Here are six points that it may be useful to consider when walking a dog who's a little on the wiser side.

Walking your elderly dog

  1. Age is just a number, but distance isn't.

    Your older dog may begin to struggle with longer walks. The key is to make your walks shorter, but more frequent. That way, your four-legged friend is still getting regular exercise, but you aren't tiring them out all in one go.

    If you notice your dog beginning to tire much more easily than they used to, consult your vet first to check there isn't an underlying medical issue.

  2. Your older dog may need a bit of help staying warm and dry.

    Elderly dogs can feel the cold a bit more than their younger counterparts. If your dog has begun to get chilly out on walks, it may be time to invest in a well-fitted, warm, waterproof coat for them.

  3. Getting older may mean that your dog is less aware of their surroundings.

    Their hearing and sight might not be what they once were, and they may generally be slower to react. Try keeping a closer eye on them while out walking, and if those 'senior moments' become more frequent, talk to your vet.

  4. As your dog ages, they will need to be fed differently.

    Old dogs need different nutrition to keep them healthy, and if they're becoming generally less active, they may be more likely to put on weight. Switching to a specialist diet for elderly dogs may help. It's a good idea to speak to your vet, who will be able to advise you on feeding your senior dog.

  5. You may need to give your senior dog a bit more help getting comfortable between walks.

    From making sure they have a supportive, soft bed to rest and recover on, to helping them out with regular nail trims when they're no longer active enough to wear them down as much as they used to.

  6. Rest and recovery after walkies is really important.
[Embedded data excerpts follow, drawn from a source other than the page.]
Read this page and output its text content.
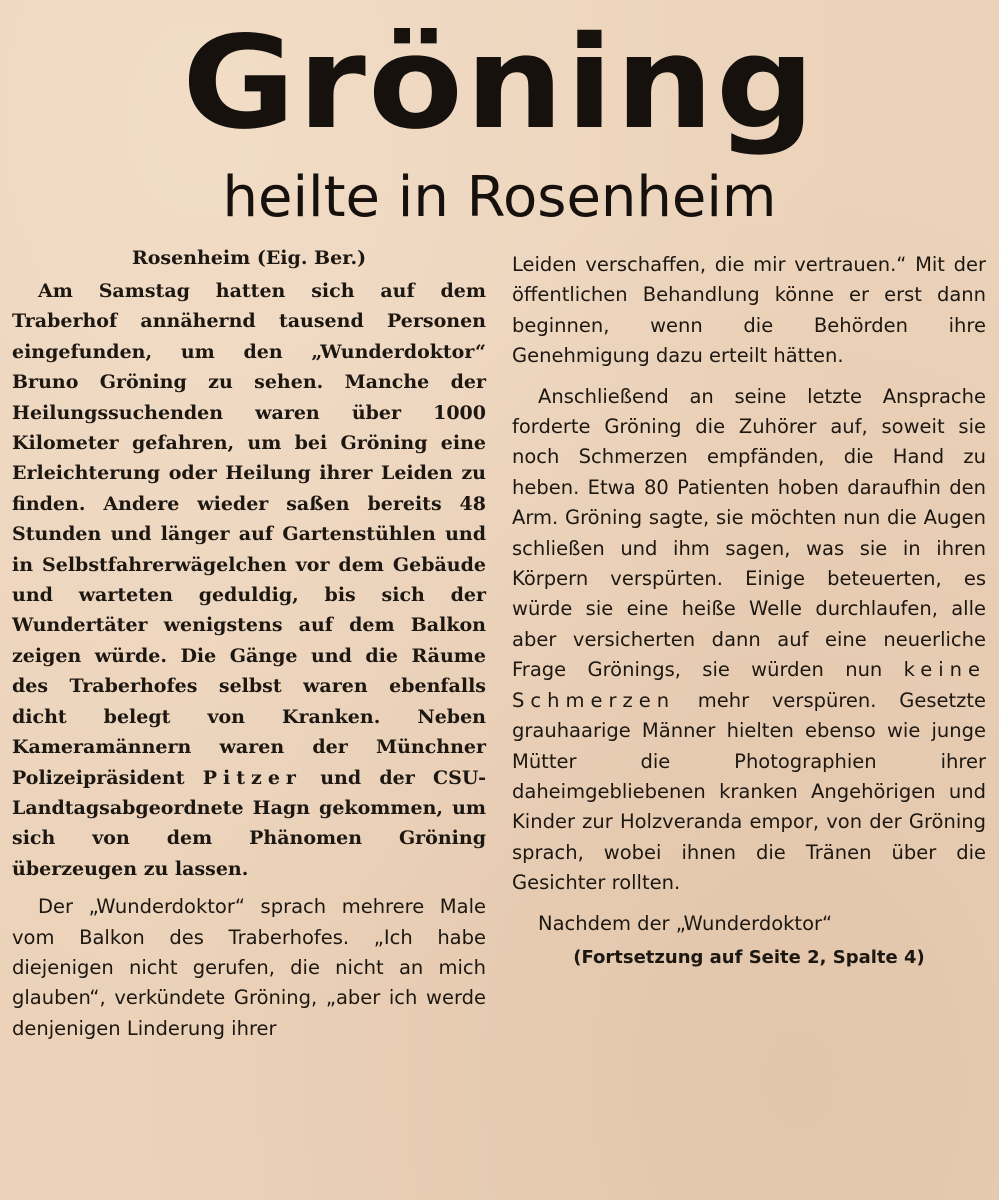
Gröning
heilte in Rosenheim
Rosenheim (Eig. Ber.)

Am Samstag hatten sich auf dem Traberhof annähernd tausend Personen eingefunden, um den „Wunderdoktor“ Bruno Gröning zu sehen. Manche der Heilungssuchenden waren über 1000 Kilometer gefahren, um bei Gröning eine Erleichterung oder Heilung ihrer Leiden zu finden. Andere wieder saßen bereits 48 Stunden und länger auf Gartenstühlen und in Selbstfahrerwägelchen vor dem Gebäude und warteten geduldig, bis sich der Wundertäter wenigstens auf dem Balkon zeigen würde. Die Gänge und die Räume des Traberhofes selbst waren ebenfalls dicht belegt von Kranken. Neben Kameramännern waren der Münchner Polizeipräsident Pitzer und der CSU-Landtagsabgeordnete Hagn gekommen, um sich von dem Phänomen Gröning überzeugen zu lassen.

Der „Wunderdoktor“ sprach mehrere Male vom Balkon des Traberhofes. „Ich habe diejenigen nicht gerufen, die nicht an mich glauben“, verkündete Gröning, „aber ich werde denjenigen Linderung ihrer

Leiden verschaffen, die mir vertrauen.“ Mit der öffentlichen Behandlung könne er erst dann beginnen, wenn die Behörden ihre Genehmigung dazu erteilt hätten.

Anschließend an seine letzte Ansprache forderte Gröning die Zuhörer auf, soweit sie noch Schmerzen empfänden, die Hand zu heben. Etwa 80 Patienten hoben daraufhin den Arm. Gröning sagte, sie möchten nun die Augen schließen und ihm sagen, was sie in ihren Körpern verspürten. Einige beteuerten, es würde sie eine heiße Welle durchlaufen, alle aber versicherten dann auf eine neuerliche Frage Grönings, sie würden nun keine Schmerzen mehr verspüren. Gesetzte grauhaarige Männer hielten ebenso wie junge Mütter die Photographien ihrer daheimgebliebenen kranken Angehörigen und Kinder zur Holzveranda empor, von der Gröning sprach, wobei ihnen die Tränen über die Gesichter rollten.

Nachdem der „Wunderdoktor“

(Fortsetzung auf Seite 2, Spalte 4)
    Although your elderly dog still needs regular exercise, you may find that they need to rest more too. It's important to make sure that they have a quiet space where they can rest undisturbed by other members of the family.

    You can help them rest by making sure that their food, water, toys and bed are all close together and easy to access.

For more advice on helping your senior dog stay healthy and happy, download our senior dogs information sheet (PDF 308KB).

If you notice any changes in your pet's behaviour, or have any concerns, it's always worth talking to your vet. No question is stupid, and although many things may seem to just be down to old age, there may be a medical reason that needs treatment.